Frau Holle und die wilde Jagd

Perchta thront über Wolken und Wind. Sie schüttelt im Winter Schnee aus ihren Kissen und schickt während der Zeitenwende ihre wilde Jagd über die Lande. Wenn die Geister durch die Lüfte fuhren, versammelte man sich in der Stube um den warmen Ofen. Türen und Fenster wurden verriegelt, damit sie sich keinen Zutritt verschaffen konnten. Wer sich in dieser Zeit nach draußen wagte, musste auf Schritt und Tritt damit rechnen, den finsteren Dämonen zu begegnen.

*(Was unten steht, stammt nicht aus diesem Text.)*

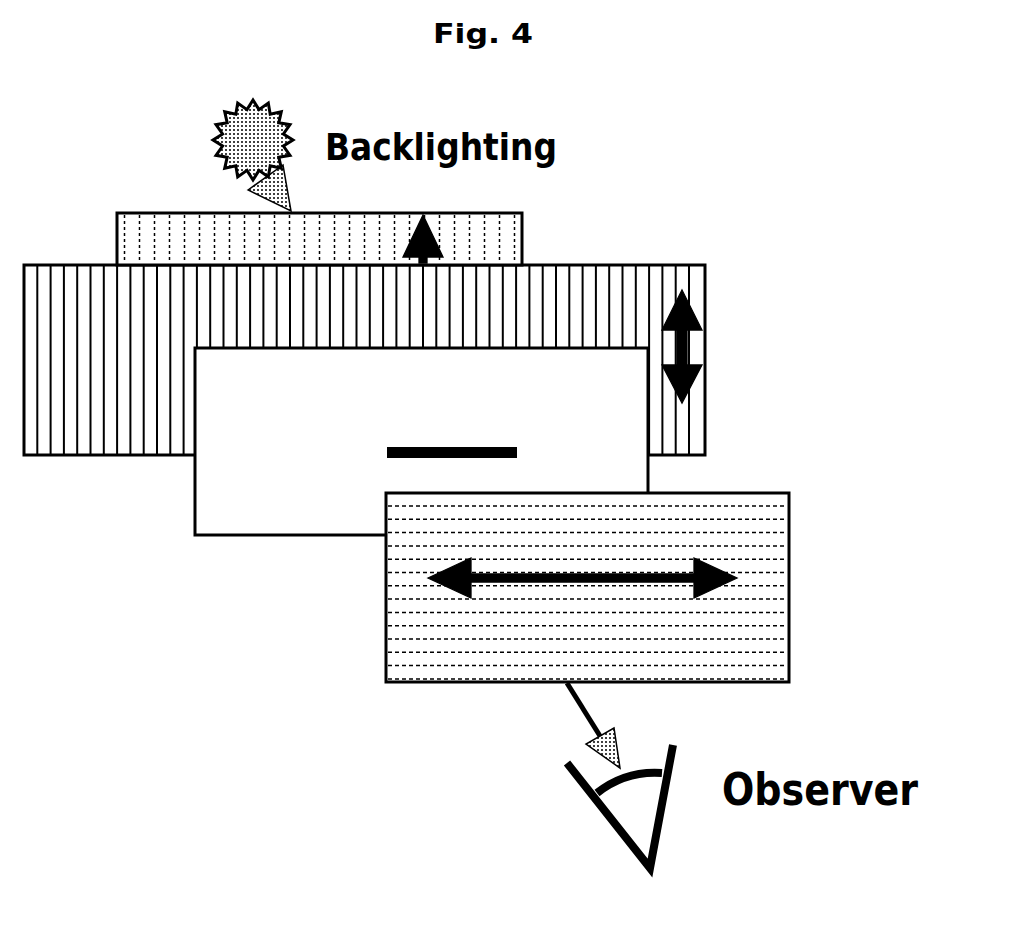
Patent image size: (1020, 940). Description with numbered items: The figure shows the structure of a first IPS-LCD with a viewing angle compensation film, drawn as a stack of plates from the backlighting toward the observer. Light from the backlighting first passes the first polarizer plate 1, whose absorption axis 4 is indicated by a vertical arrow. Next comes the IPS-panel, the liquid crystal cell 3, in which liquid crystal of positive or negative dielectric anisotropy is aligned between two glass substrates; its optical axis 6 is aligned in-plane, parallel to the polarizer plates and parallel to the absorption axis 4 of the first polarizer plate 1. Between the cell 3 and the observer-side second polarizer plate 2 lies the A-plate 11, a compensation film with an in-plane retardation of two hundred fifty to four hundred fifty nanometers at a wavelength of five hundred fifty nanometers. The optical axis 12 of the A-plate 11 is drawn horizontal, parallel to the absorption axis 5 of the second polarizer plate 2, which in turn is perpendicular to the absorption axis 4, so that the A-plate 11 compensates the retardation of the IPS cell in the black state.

The first polarizer plate 1 is at (319, 239).
The second polarizer plate 2 is at (587, 587).
The liquid crystal cell 3 is at (364, 360).
The absorption axis of first polarizer plate 4 is at (444, 239).
The absorption axis of second polarizer plate 5 is at (582, 593).
The optical axis of liquid crystal 6 is at (661, 346).
The A-plate 11 is at (421, 441).
The optical axis of A-plate 12 is at (370, 435).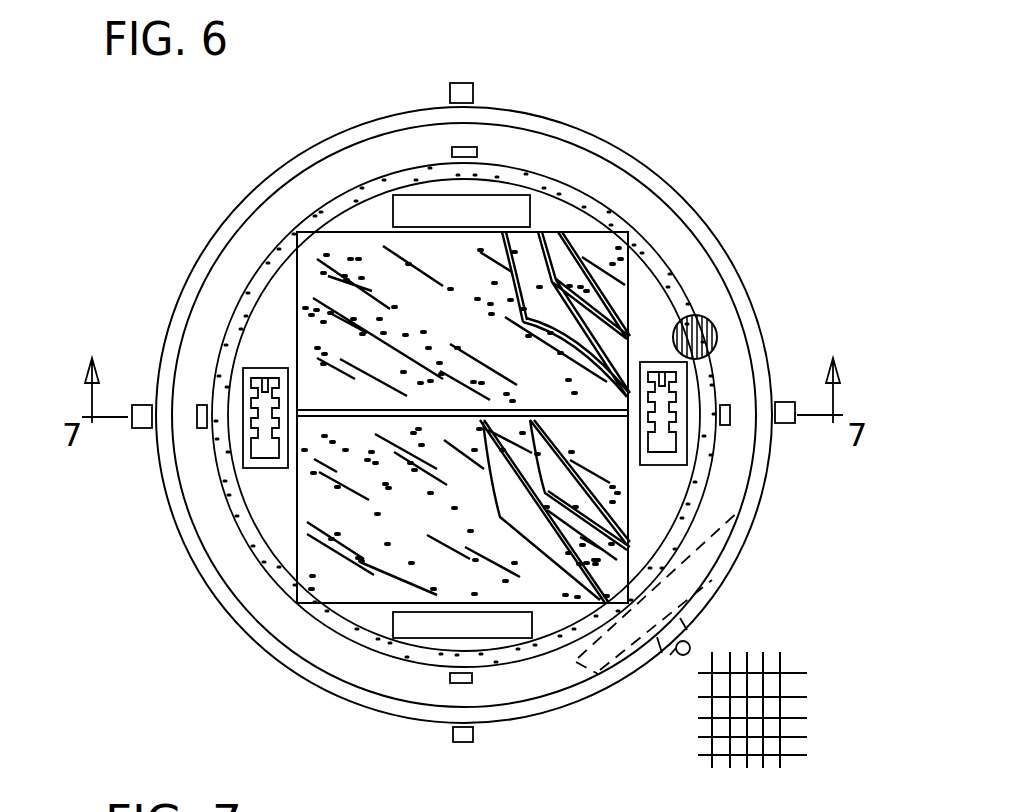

In unserem heutigen Silvester-Brauchtum sind viele althergebrachte Rituale der Rauhnächte noch gut erhalten, auch wenn sie sich nur noch auf einen Tag konzentrieren:

Geister austreiben

Die alten Geister wurden mit Pauken und Trompeten vertrieben, die Häuser und Höfe bis zum letzten Winkel „ausgelärmt“ und schließlich ausgeräuchert. Danach ging das Krachen, Knallen und Zischen auf den Straßen und in den Dörfern lautstark weiter. Die Geisteraustreiber veranstalteten einen Höllenlärm, um die Dämonen das Fürchten zu lehren. Zu ihrem Werkzeug gehörten Rasseln und Trommeln, Kuhglocken, knallende Peitschen und später, nach der Erfindung des Schwarzpulvers, auch Böllerschüsse und Raketen.

Orakel und Glücksbringer

Der Lauf der Natur bestimmte das Leben der Menschen. Sie waren ihrem Schicksal ausgeliefert. Kriege, Missernten und Seuchen wie die Pest bedeuteten für ganze Dörfer Tod und Vernichtung. Viele befragten daher an den Lostagen die Orakel. Von der Silvesternacht erhoffte man sich besonders starke Wahrsagekraft. Sie war nach altem Glauben geeignet, Dinge in Erfahrung zu bringen, die mit Liebe, Ehe und Familie in Verbindung standen.

Man glaubte auch, dass die Person, der man am Neujahrsmorgen zuerst begegnete, das Schicksal im kommenden Jahr bestimmte: Bettler, alte Weiber oder „Missgestaltete“ waren Unglücksboten, Kinder, Schornsteinfeger und Soldaten Glücksbringer.

Schmausen und Bechern - wie an Neujahr, so das ganze Jahr!

Während der gesamten Rauhnächte, besonders aber zur Jahreswende durfte reichlich geschmaust und gebechert werden. Je feierlicher und opulenter das Mal, desto mehr Kraft versprach man sich davon für die Erfüllung der Wünsche im neuen Jahr:

Wer über die Jahre gut schmaust, hat das ganze Jahr vollauf.“

Die Festgelage waren eine Botschaft an die Dämonen: Wir fürchten euch nicht und ihr könnt uns Menschen nichts anhaben! Selbst die sonst so strenge katholische Kirche verbot an diesen Tagen das Fasten.

Zu den traditionellen Speisen gehörten Schwein und Fisch, meist Karpfen. Fisch galt seit alters her als Symbol des Lebens und der Fruchtbarkeit. Es genügte schon, ihn symbolisch zu verzehren. Er wurde oft durch ein „Gebildbrot“ aus Teig ersetzt, das man am Neujahrsmorgen . In die Neujahrswecken wurde das Glück doppelt eingebacken: Sie hatten die Form von Glückssymbolen und man ließ den Hefeteig über die Silvesternacht aufgehen. So wurden alle bösen Geister in den Teig gebunden. Am Neujahrsmorgen verspeiste man die Wecken zum Frühstück. So verleibte man sich die Dämonen ein und machte ihnen damit den Garaus.